Geerntet werden die Mehlwürmer kurz vor der Verpuppung, indem sie durch die eigens entwickelte Sortiermaschine vom Futter­substrat getrennt werden. Die Tötung erfolgt schonend durch Einfrieren, dabei kommt der Stoffwechsel der Larven zum Erliegen. Schließlich werden die Mehlwürmer noch geröstet, bevor man sie entweder versteckt im Proteinriegel, in Schokolade gehüllt oder, für besonders Mutige, auch pur genießen kann. Der Geschmack kommt immerhin vielen bekannt vor, denn er erinnert an Popcorn. Die Wurmfarm ist ein echtes Pilotprojekt in Österreich und traf anfangs auch auf viel Skepsis. Doch Andreas Koitz ist überzeugt, dass Insekten auch in der menschlichen Ernährung immer wichtiger werden, denn ihr hoher Protein- und Vitamingehalt ergänzt auch eine rein pflanzliche Ernährung perfekt. Seine Kinder und Neffen jedenfalls bestehen zur Jause bereits auf die kleinen Würmer, wie er erzählt.

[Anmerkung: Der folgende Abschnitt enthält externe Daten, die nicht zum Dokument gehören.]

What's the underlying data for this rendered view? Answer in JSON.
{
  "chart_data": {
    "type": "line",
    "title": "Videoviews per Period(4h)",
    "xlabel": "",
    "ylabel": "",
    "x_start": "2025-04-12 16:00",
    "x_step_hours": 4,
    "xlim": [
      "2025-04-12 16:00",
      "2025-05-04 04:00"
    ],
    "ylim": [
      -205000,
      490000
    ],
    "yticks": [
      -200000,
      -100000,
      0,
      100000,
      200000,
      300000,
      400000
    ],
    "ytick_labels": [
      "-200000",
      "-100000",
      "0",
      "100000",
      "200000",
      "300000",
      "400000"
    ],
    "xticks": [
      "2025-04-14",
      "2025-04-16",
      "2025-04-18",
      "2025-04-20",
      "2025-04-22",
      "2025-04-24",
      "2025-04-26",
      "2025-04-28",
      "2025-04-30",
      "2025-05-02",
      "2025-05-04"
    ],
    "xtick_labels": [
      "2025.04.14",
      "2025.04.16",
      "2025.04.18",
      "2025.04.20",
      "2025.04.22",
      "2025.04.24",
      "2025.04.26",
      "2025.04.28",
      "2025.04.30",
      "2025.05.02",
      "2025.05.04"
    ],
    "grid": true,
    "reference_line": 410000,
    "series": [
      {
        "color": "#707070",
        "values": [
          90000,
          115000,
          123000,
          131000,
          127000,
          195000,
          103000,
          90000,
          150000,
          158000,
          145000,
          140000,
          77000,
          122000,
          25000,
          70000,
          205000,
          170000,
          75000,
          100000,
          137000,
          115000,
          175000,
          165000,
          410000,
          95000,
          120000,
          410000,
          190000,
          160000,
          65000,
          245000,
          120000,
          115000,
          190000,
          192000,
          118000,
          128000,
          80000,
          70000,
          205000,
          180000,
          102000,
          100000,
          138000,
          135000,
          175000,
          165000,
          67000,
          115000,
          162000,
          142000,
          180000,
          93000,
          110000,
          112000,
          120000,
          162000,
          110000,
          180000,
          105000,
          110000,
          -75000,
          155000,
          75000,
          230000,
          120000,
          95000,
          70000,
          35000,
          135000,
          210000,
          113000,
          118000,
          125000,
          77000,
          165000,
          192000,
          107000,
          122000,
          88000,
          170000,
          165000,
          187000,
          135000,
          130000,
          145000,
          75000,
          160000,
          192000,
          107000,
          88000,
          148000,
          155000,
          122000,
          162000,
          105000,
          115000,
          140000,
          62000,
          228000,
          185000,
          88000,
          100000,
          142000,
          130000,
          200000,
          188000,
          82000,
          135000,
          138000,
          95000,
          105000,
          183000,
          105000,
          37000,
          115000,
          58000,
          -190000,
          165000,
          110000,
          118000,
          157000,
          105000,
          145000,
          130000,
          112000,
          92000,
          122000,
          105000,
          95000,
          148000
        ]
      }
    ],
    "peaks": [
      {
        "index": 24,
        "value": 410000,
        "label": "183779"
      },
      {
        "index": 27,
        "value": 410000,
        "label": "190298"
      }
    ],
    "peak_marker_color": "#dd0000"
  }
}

Online garteln, offline genießen
Als Quereinsteiger war die Landwirtschaft für die Gründer von MyAcker am Anfang noch echtes Neuland, doch der Erfolg spricht für sich. Mittlerweile teilt sich das Geschäftskonzept in zwei Bereiche: Zum einen kann man sich online, ähnlich wie bei einem Computerspiel, einen eigenen Garten zulegen und sich darum kümmern. Das Besondere daran ist, dass alle online ausgeführten Schritte auf einem echten Acker umgesetzt werden, bis schließlich die Ernte direkt vor die Haustür geliefert wird. Andererseits betreibt MyAcker auch regionale Geschäfte, die ganz ohne Verkäufer funktionieren. Im umgebauten Schiffscontainer werden die Waren platziert, der Zugang zum Geschäft erfolgt mittels Bankomatkarte und anschließend kann im Geschäft eingekauft und an der Selbstbedienungskasse bezahlt werden. Im originalen MyAcker-Container finden sich nur regionale Produkte aus einem Umkreis von maximal 35 Kilometern. Aber auch für andere Geschäftskonzepte wie die Nahversorgung im Dorf oder für einen Hofladen kann die Technik erworben und genutzt werden, dann allerdings ohne die Nennung der Marke MyAcker. Das MyAcker-Team schafft es, aktuelle Bedürfnisse zu erkennen und immer wieder neue und kreative Lösungen anzubieten – das zeigt, wie wichtig der Kontakt zu Konsumentinnen und Konsumenten ist.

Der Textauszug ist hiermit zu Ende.